Molecular Epidemiology, Biomedical Data Sciences, LUMC, 2333 ZC Leiden, The Netherlands.
Leiden Computational Biology Center, Biomedical Data Sciences, LUMC, 2333 ZC Leiden, The Netherlands.
Bioinformatics. 2022 Aug 2;38(15):3847-3849. doi: 10.1093/bioinformatics/btac388.
1H-NMR metabolomics is rapidly becoming a standard resource in large epidemiological studies to acquire metabolic profiles in large numbers of samples in a relatively low-priced and standardized manner. Concomitantly, metabolomics-based models are increasingly developed that capture disease risk or clinical risk factors. These developments raise the need for user-friendly toolbox to inspect new 1H-NMR metabolomics data and project a wide array of previously established risk models.

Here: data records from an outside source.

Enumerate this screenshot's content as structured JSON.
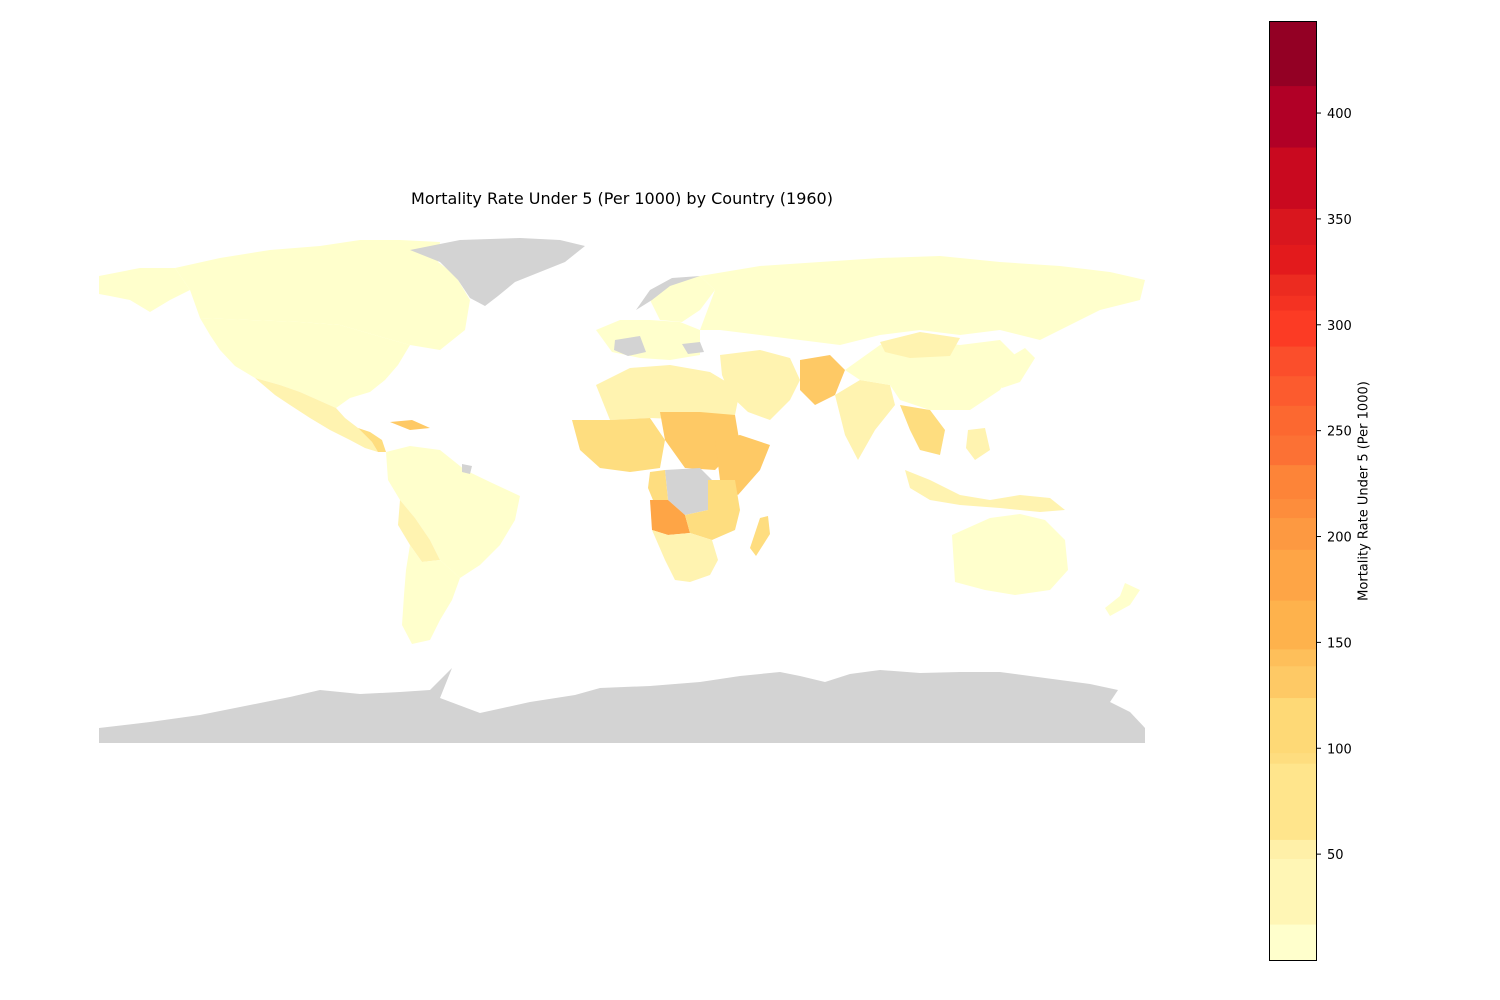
{
  "title": "Mortality Rate Under 5 (Per 1000) by Country (1960)",
  "colorbar": {
    "label": "Mortality Rate Under 5 (Per 1000)",
    "min": 0,
    "max": 443,
    "ticks": [
      50,
      100,
      150,
      200,
      250,
      300,
      350,
      400
    ],
    "bands": [
      {
        "from": 0,
        "to": 17,
        "color": "#ffffcc"
      },
      {
        "from": 17,
        "to": 48,
        "color": "#fff6b5"
      },
      {
        "from": 48,
        "to": 57,
        "color": "#fff0a8"
      },
      {
        "from": 57,
        "to": 93,
        "color": "#ffe58c"
      },
      {
        "from": 93,
        "to": 98,
        "color": "#fedd7f"
      },
      {
        "from": 98,
        "to": 124,
        "color": "#fed976"
      },
      {
        "from": 124,
        "to": 139,
        "color": "#fec965"
      },
      {
        "from": 139,
        "to": 147,
        "color": "#febf5a"
      },
      {
        "from": 147,
        "to": 170,
        "color": "#feb24c"
      },
      {
        "from": 170,
        "to": 194,
        "color": "#fea546"
      },
      {
        "from": 194,
        "to": 209,
        "color": "#fd9941"
      },
      {
        "from": 209,
        "to": 218,
        "color": "#fd8d3c"
      },
      {
        "from": 218,
        "to": 234,
        "color": "#fd8438"
      },
      {
        "from": 234,
        "to": 248,
        "color": "#fc7134"
      },
      {
        "from": 248,
        "to": 262,
        "color": "#fc6830"
      },
      {
        "from": 262,
        "to": 276,
        "color": "#fc5b2e"
      },
      {
        "from": 276,
        "to": 290,
        "color": "#fb4e2b"
      },
      {
        "from": 290,
        "to": 307,
        "color": "#fc3b24"
      },
      {
        "from": 307,
        "to": 314,
        "color": "#f43222"
      },
      {
        "from": 314,
        "to": 324,
        "color": "#ec2b20"
      },
      {
        "from": 324,
        "to": 338,
        "color": "#e31a1c"
      },
      {
        "from": 338,
        "to": 355,
        "color": "#d9161e"
      },
      {
        "from": 355,
        "to": 384,
        "color": "#c9091f"
      },
      {
        "from": 384,
        "to": 413,
        "color": "#b10026"
      },
      {
        "from": 413,
        "to": 443,
        "color": "#930024"
      }
    ]
  },
  "colors": {
    "no_data": "#d3d3d3",
    "low": "#ffffcc",
    "mid_low": "#fff3b0",
    "mid": "#fedd7f",
    "mid_high": "#fec965",
    "high": "#feb24c",
    "very_high": "#fea546"
  }
}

We present MiMIR (Metabolomics-based Models for Imputing Risk), a graphical user interface that provides an intuitive framework for ad hoc statistical analysis of Nightingale Health's 1H-NMR metabolomics data and allows for the projection and calibration of 24 pre-trained metabolomics-based models, without any pre-required programming knowledge.
The R-shiny package is available in CRAN or downloadable at https://github.com/DanieleBizzarri/MiMIR, together with an extensive user manual (also available as Supplementary Documents to the article).
Supplementary data are available at Bioinformatics online.
1H-NMR 代谢组学正在迅速成为大型流行病学研究中的标准资源,以相对低廉且标准化的方式获取大量样本中的代谢谱。同时,基于代谢组学的模型也越来越多地被开发出来,以捕捉疾病风险或临床风险因素。这些发展提出了对用户友好的工具箱的需求,以检查新的 1H-NMR 代谢组学数据并预测广泛的先前建立的风险模型。
我们提出了 MiMIR(基于代谢组学的风险估算模型),这是一个图形用户界面,为诺丁汉健康的 1H-NMR 代谢组学数据的特定于统计的分析提供了直观的框架,并允许对 24 个预先训练的基于代谢组学的模型进行预测和校准,而无需任何预先的编程知识。
R-shiny 包可在 CRAN 中获得,也可在 https://github.com/DanieleBizzarri/MiMIR 上下载,同时提供了详细的用户手册(也可作为文章的补充文件)。
补充数据可在生物信息学在线获得。